The liver receives a dual blood supply from the hepatic artery and the portal veins. The contrast agent enters the extracellular space via rapid blood flow due to the high permeability of the liver capillaries, and quickly exchanges between intravascular and extravascular spaces with the result that the blood volume entering the liver and extracellular volume are considered as one space.[9] Therefore, compared with the general contrast agent, Gd-DTPA, data measured by dual-input single compartment model is well matched with the liver parenchyma. For malignant liver tumours, however, the reduction in capillary permeability surface area and the slow bidirectional endovascular exchange require separate measurements. Thus, the plasma and EES can be regarded as two independent spaces which comprise the dual-input two-compartment model. Using the liver-specific contrast agent, Gd-EOB-DTPA, in normal liver parenchyma, the intracellular space is needed to comprise another dual-input, two-compartment model, which includes both plasma volume and intra-extracellular space volume.[10] When using a liver-specific contrast agent to evaluate liver tumours, a dual-input three-compartment model is generated as the plasma, intracellular space and extracellular space are considered as three separated spaces. This model can be applied in any case, but in this experiment, we used a dual-input, two-compartment model as it is the most popular model currently in use.

Primary HCC, the most common primary hepatic tumor, is also the third most common cause of cancer death worldwide.[11] The liver is the largest solid organ in the body and has a dual blood supply. It receives 75% of its blood supply from the portal veins, which are the primary blood supply in benign nodular lesions. The remaining 25% of the liver’s blood supply is from the hepatic artery, which is the primary blood supply of HCC and is indicative of its malignant nature. As HCC grows, according to Tajima et al.,[12] the blood supply of normal hepatic artery and portal veins decrease gradually, while abnormal proliferation of the hepatic artery gradually increases. While conducting a comparison study of DCE-MRI parameters between micro-vessel density, vascular endothelial growth factor, and P53 protein, Wang et al.[13] found that DCE-MRI can reflect the number and activity of angiogenesis in HCC. In addition, Hsu et al.[14] showed a correlation between Ktrans value and treatment response/survival in HCC patients. The Ktrans value in patients with post-treatment partial remission and stable disease was significantly decreased compared with patients who continued to progress. This result suggested that Ktrans value could be an independent index of HCC treatment effects. Jarnagin et al.[15] found that the variation in the DCE-MRI index during pre-treatment and early post-treatment could predict the therapeutic effect of partial arterial infusion chemotherapy for HCC patients with no surgical resection.

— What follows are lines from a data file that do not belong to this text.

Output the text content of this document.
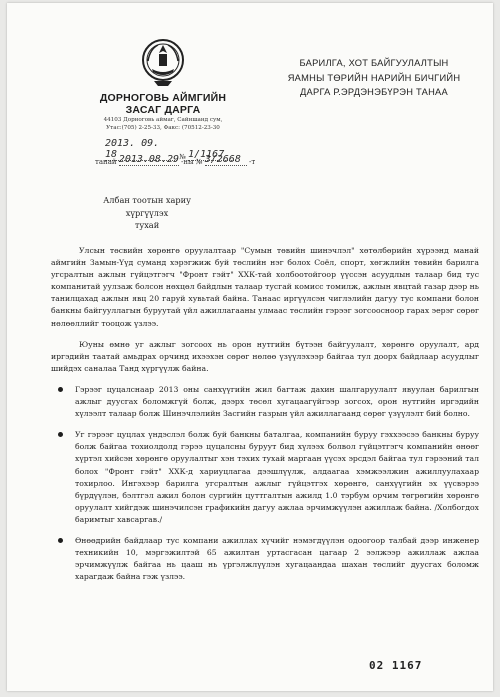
ДОРНОГОВЬ АЙМГИЙН
ЗАСАГ ДАРГА
44103 Дорноговь аймаг, Сайншанд сум,
Утас:(705) 2-25-33, Факс: (70512-23-30
2013. 09. 18	№ 1/1167
танай 2013.08.29 -ны № 3/2668 -т
БАРИЛГА, ХОТ БАЙГУУЛАЛТЫН
ЯАМНЫ ТӨРИЙН НАРИЙН БИЧГИЙН
ДАРГА Р.ЭРДЭНЭБҮРЭН ТАНАА
Албан тоотын хариу хүргүүлэх
тухай

Улсын төсвийн хөрөнгө оруулалтаар "Сумын төвийн шинэчлэл" хөтөлбөрийн хүрээнд манай аймгийн Замын-Үүд суманд хэрэгжиж буй төслийн нэг болох Соёл, спорт, хөгжлийн төвийн барилга угсралтын ажлын гүйцэтгэгч "Фронт гэйт" ХХК-тай холбоотойгоор үүссэн асуудлын талаар бид тус компанитай уулзаж болсон нөхцөл байдлын талаар тусгай комисс томилж, ажлын явцтай газар дээр нь танилцахад ажлын явц 20 гаруй хувьтай байна. Танаас иргүүлсэн чиглэлийн дагуу тус компани болон банкны байгууллагын буруутай үйл ажиллагааны улмаас төслийн гэрээг зогсоосноор гарах эерэг сөрөг нөлөөллийг тооцож үзлээ.

Юуны өмнө уг ажлыг зогсоох нь орон нутгийн бүтээн байгуулалт, хөрөнгө оруулалт, ард иргэдийн таатай амьдрах орчинд ихээхэн сөрөг нөлөө үзүүлэхээр байгаа тул доорх байдлаар асуудлыг шийдэх саналаа Танд хүргүүлж байна.

Гэрээг цуцалснаар 2013 оны санхүүгийн жил багтаж дахин шалгаруулалт явуулан барилгын ажлыг дуусгах боломжгүй болж, дээрх төсөл хугацаагүйгээр зогсох, орон нутгийн иргэдийн хүлээлт талаар болж Шинэчлэлийн Засгийн газрын үйл ажиллагаанд сөрөг үзүүлэлт бий болно.
Уг гэрээг цуцлах үндэслэл болж буй банкны баталгаа, компанийн буруу гэххээсээ банкны буруу болж байгаа тохиолдолд гэрээ цуцалсны буруут бид хүлээх болвол гүйцэтгэгч компанийн өнөөг хүртэл хийсэн хөрөнгө оруулалтыг хэн тэхих тухай маргаан үүсэх эрсдэл байгаа тул гэрээний тал болох "Фронт гэйт" ХХК-д хариуцлагаа дээшлүүлж, алдаагаа хэмжээлжин ажиллуулахаар тохирлоо. Ингэхээр барилга угсралтын ажлыг гүйцэтгэх хөрөнгө, санхүүгийн эх үүсвэрээ бүрдүүлэн, бэлтгэл ажил болон сургийн цуттгалтын ажилд 1.0 тэрбум орчим төгрөгийн хөрөнгө оруулалт хийгдэж шинэчилсэн графикийн дагуу ажлаа эрчимжүүлэн ажиллаж байна. /Холбогдох баримтыг хавсаргав./
Өнөөдрийн байдлаар тус компани ажиллах хүчийг нэмэгдүүлэн одоогоор талбай дээр инженер техникийн 10, мэргэжилтэй 65 ажилтан уртасгасан цагаар 2 ээлжээр ажиллаж ажлаа эрчимжүүлж байгаа нь цааш нь үргэлжлүүлэн хугацаандаа шахан төслийг дуусгах боломж харагдаж байна гэж үзлээ.
02 1167
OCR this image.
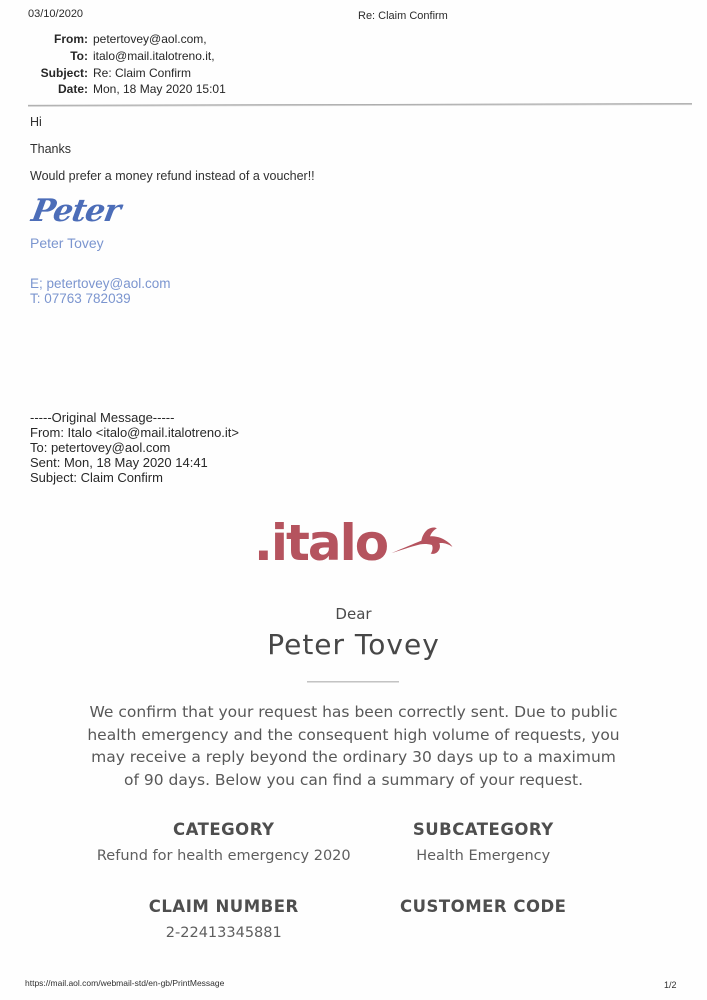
03/10/2020	Re: Claim Confirm
From:	petertovey@aol.com,
To:	italo@mail.italotreno.it,
Subject:	Re: Claim Confirm
Date:	Mon, 18 May 2020 15:01
Hi
Thanks
Would prefer a money refund instead of a voucher!!
Peter
Peter Tovey
E; petertovey@aol.com
T: 07763 782039
-----Original Message-----
From: Italo <italo@mail.italotreno.it>
To: petertovey@aol.com
Sent: Mon, 18 May 2020 14:41
Subject: Claim Confirm
.italo
Dear
Peter Tovey
We confirm that your request has been correctly sent. Due to public health emergency and the consequent high volume of requests, you may receive a reply beyond the ordinary 30 days up to a maximum of 90 days. Below you can find a summary of your request.
CATEGORY
Refund for health emergency 2020
SUBCATEGORY
Health Emergency
CLAIM NUMBER
2-22413345881
CUSTOMER CODE
https://mail.aol.com/webmail-std/en-gb/PrintMessage	1/2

This study in fact shows that the GBCA with different molecular structure delivered different quantitative result in DCE-MRI scan. The Gd-EOB-DTPA with a lipophilic group can enter into the hepatocyte and generated a dual-input three-compartment model: the plasma, intracellular space and extracellular space, which are considered as three separated spaces. Based on the dual-input three-compartment model, more accurate hepatic quantitative analysis should be taken. On the other side, dual-input two-compartment model with non-specific Gd-DPTA should be applied in other area like CNS, prostate, osteoarthritis etc.

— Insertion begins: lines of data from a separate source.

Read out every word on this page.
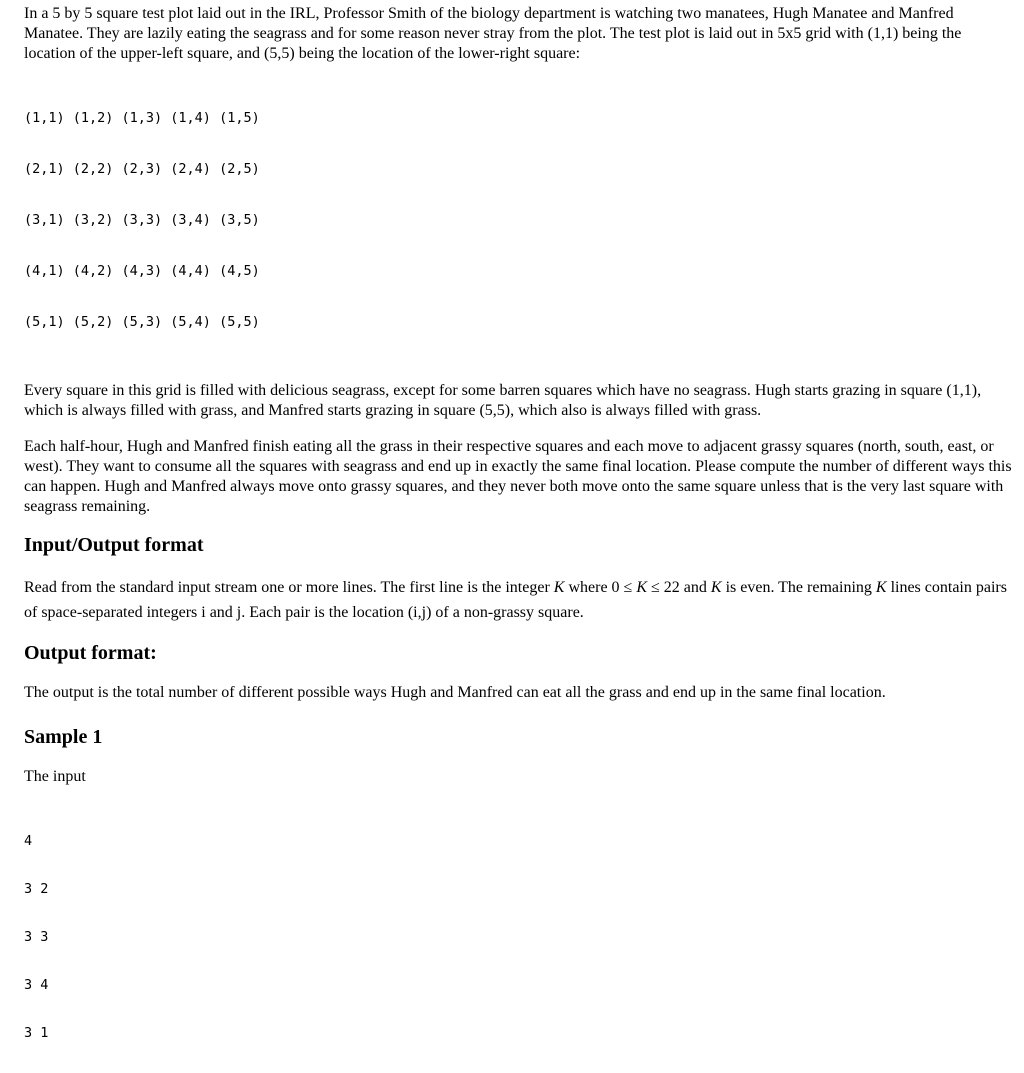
In a 5 by 5 square test plot laid out in the IRL, Professor Smith of the biology department is watching two manatees, Hugh Manatee and Manfred Manatee. They are lazily eating the seagrass and for some reason never stray from the plot. The test plot is laid out in 5x5 grid with (1,1) being the location of the upper-left square, and (5,5) being the location of the lower-right square:

(1,1) (1,2) (1,3) (1,4) (1,5)

(2,1) (2,2) (2,3) (2,4) (2,5)

(3,1) (3,2) (3,3) (3,4) (3,5)

(4,1) (4,2) (4,3) (4,4) (4,5)

(5,1) (5,2) (5,3) (5,4) (5,5)

Every square in this grid is filled with delicious seagrass, except for some barren squares which have no seagrass. Hugh starts grazing in square (1,1), which is always filled with grass, and Manfred starts grazing in square (5,5), which also is always filled with grass.

Each half-hour, Hugh and Manfred finish eating all the grass in their respective squares and each move to adjacent grassy squares (north, south, east, or west). They want to consume all the squares with seagrass and end up in exactly the same final location. Please compute the number of different ways this can happen. Hugh and Manfred always move onto grassy squares, and they never both move onto the same square unless that is the very last square with seagrass remaining.

Input/Output format

Read from the standard input stream one or more lines. The first line is the integer K where 0 ≤ K ≤ 22 and K is even. The remaining K lines contain pairs of space-separated integers i and j. Each pair is the location (i,j) of a non-grassy square.

Output format:

The output is the total number of different possible ways Hugh and Manfred can eat all the grass and end up in the same final location.

Sample 1

The input

4

3 2

3 3

3 4

3 1
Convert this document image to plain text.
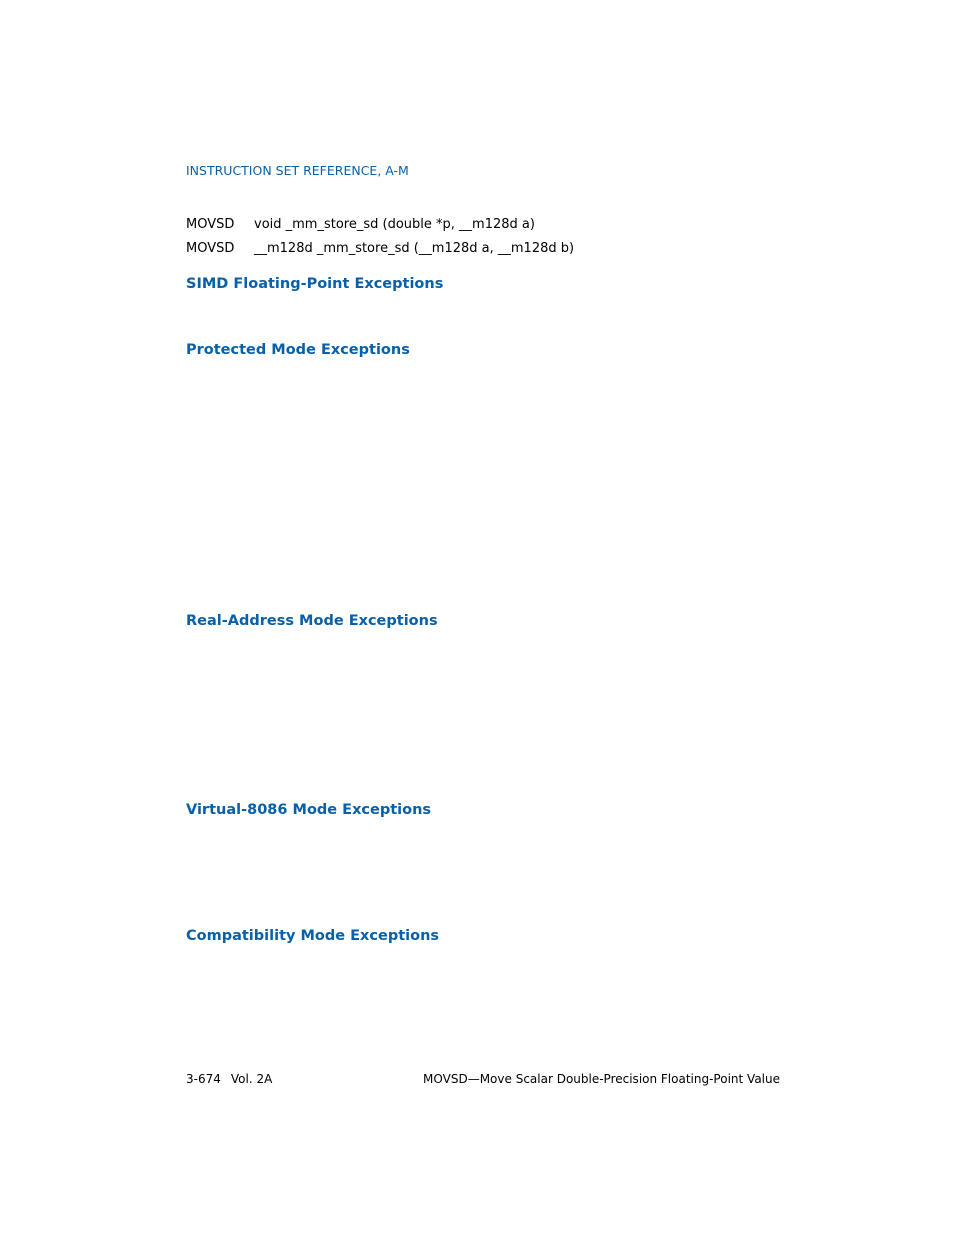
INSTRUCTION SET REFERENCE, A-M
MOVSD void _mm_store_sd (double *p, __m128d a)
MOVSD __m128d _mm_store_sd (__m128d a, __m128d b)
SIMD Floating-Point Exceptions
Protected Mode Exceptions
Real-Address Mode Exceptions
Virtual-8086 Mode Exceptions
Compatibility Mode Exceptions
3-674 Vol. 2A	MOVSD—Move Scalar Double-Precision Floating-Point Value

In summary, Gd-EOB-DTPA is a liver-specific GBCA that can be taken up by the hepatocytes and excreted by the bile ducts. The Kep and Ve using Gd-EOB-DTPA were different from those obtained using a non-specific GBCA due to differences in the excretion pathway between the two types of contrast agents. Therefore, care should be taken when analysing quantitative DCE-MRI data using either type of GBCA.